Posted by Mentally Interesting on April 24, 2006

A recent study new report published Thursday in the journal Psychotherapy and Psychosomatics found that 56 percent (95 out of 170) of the experts who worked on the most recent edition of the Diagnostic and Statistical Manual published in 1994 and known as the DSM-IV had at least one monetary relationship with a drug maker between 1989 and 2004.

The DSM is known as "the bible of mental health" and is used by an estimated 400,000 mental health workers to diagnose conditions. It is also used by health insurers to determine coverage and is crucial to pharmaceutical firms: the FDA will not approve a drug to treat a psychological condition not found in the DSM.

The study found that 100 percent of the experts that worked on the DSM's panels overseeing mood disorders and schizophrenia/psychotic disorders had financial involvement with the pharmaceutical companies.
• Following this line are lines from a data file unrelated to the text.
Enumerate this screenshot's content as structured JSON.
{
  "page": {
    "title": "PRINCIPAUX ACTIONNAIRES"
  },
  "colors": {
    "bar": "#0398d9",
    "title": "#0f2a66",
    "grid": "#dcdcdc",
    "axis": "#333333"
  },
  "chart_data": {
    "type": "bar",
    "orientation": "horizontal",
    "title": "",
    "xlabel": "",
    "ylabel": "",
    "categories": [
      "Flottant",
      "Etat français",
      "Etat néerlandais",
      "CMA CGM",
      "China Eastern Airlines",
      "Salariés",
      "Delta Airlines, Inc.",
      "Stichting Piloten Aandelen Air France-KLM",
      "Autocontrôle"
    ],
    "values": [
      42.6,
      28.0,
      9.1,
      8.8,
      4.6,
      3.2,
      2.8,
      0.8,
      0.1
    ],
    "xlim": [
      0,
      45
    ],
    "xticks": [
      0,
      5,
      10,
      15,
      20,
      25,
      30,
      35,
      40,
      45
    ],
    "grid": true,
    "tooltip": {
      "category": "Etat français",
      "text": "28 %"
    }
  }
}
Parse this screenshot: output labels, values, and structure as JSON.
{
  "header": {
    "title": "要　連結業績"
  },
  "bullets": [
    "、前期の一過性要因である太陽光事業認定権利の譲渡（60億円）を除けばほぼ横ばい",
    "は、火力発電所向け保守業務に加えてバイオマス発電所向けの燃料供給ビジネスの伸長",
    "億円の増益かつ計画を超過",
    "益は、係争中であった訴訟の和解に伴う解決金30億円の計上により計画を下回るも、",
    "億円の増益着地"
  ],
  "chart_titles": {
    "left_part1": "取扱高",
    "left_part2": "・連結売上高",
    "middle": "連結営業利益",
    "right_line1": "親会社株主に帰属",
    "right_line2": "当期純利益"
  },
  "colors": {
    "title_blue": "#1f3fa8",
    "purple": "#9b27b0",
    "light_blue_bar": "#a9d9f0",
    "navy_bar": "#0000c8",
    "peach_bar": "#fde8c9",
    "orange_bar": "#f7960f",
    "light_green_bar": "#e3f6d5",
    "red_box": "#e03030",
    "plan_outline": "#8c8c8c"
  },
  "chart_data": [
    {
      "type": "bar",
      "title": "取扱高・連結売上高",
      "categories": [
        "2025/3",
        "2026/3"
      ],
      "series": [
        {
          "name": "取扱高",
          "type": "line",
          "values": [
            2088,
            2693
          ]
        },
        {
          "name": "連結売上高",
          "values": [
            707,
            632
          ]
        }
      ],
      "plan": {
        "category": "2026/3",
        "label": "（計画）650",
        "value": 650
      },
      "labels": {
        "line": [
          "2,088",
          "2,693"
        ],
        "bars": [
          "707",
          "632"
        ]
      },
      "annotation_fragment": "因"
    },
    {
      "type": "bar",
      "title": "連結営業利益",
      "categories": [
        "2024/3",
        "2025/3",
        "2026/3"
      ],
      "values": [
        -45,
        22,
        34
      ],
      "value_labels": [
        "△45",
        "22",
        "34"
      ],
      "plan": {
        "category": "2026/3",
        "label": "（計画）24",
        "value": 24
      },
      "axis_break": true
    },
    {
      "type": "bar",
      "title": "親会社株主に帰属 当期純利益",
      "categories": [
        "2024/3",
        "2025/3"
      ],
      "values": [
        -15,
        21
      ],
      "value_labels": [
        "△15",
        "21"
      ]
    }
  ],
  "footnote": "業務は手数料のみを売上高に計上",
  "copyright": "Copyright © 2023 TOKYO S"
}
Critics suggest that the DSM is becoming to expansive and including disorders such as social anxiety that only create new markets for drug companies. The first edition of the DSM, published in 1952 contained 107 disorders. The DSM-IV has more than tripled that number, containing 365 disorders.

According to the Chicago Tribune:

Dr. Darrel Regier, director of research at the American Psychiatric Association, said disclosure of potential conflicts of interest "wasn't the standard in the field" at the time the latest edition came out. "For the next revision," due in 2011, "we will have full disclosure," he said.

Study Finds a Link of Drug Makers to Psychiatrists (New York Times)

Top Mental Health Guide Questioned (Chicago Tribune)

One Response to “Financial Ties Between the Writers of the DSM-IV and Drug Companies”

  1. L K Tucker said

    I have written the APA and attempted to reach those authors to ask why Subliminal Distraction is not included in the DSM.

    A normal feature of physiology, it was discovered to cause a believed to be harmless mental break for office workers in the 1960’s. The cubicle was designed to prevent exposure and stop the mental events by 1968.

    I cannot get a reply or acknowledgment that they received my inquiry.

    The mental break and delusions of Subliminal Distraction exposure cannot be distinguished from mental illness. No one is screening patients before administering drugs. Most victims of SD exposure recover without treatment once the exposure stops.

    There is a conflict of interest in that SD exposure would not require treatment if correctly diagnosed. There would be only the first contact and possibly followup. Investigating psychiatric symptoms for SD exposure causation would end the drug monopoly on mental health treatment.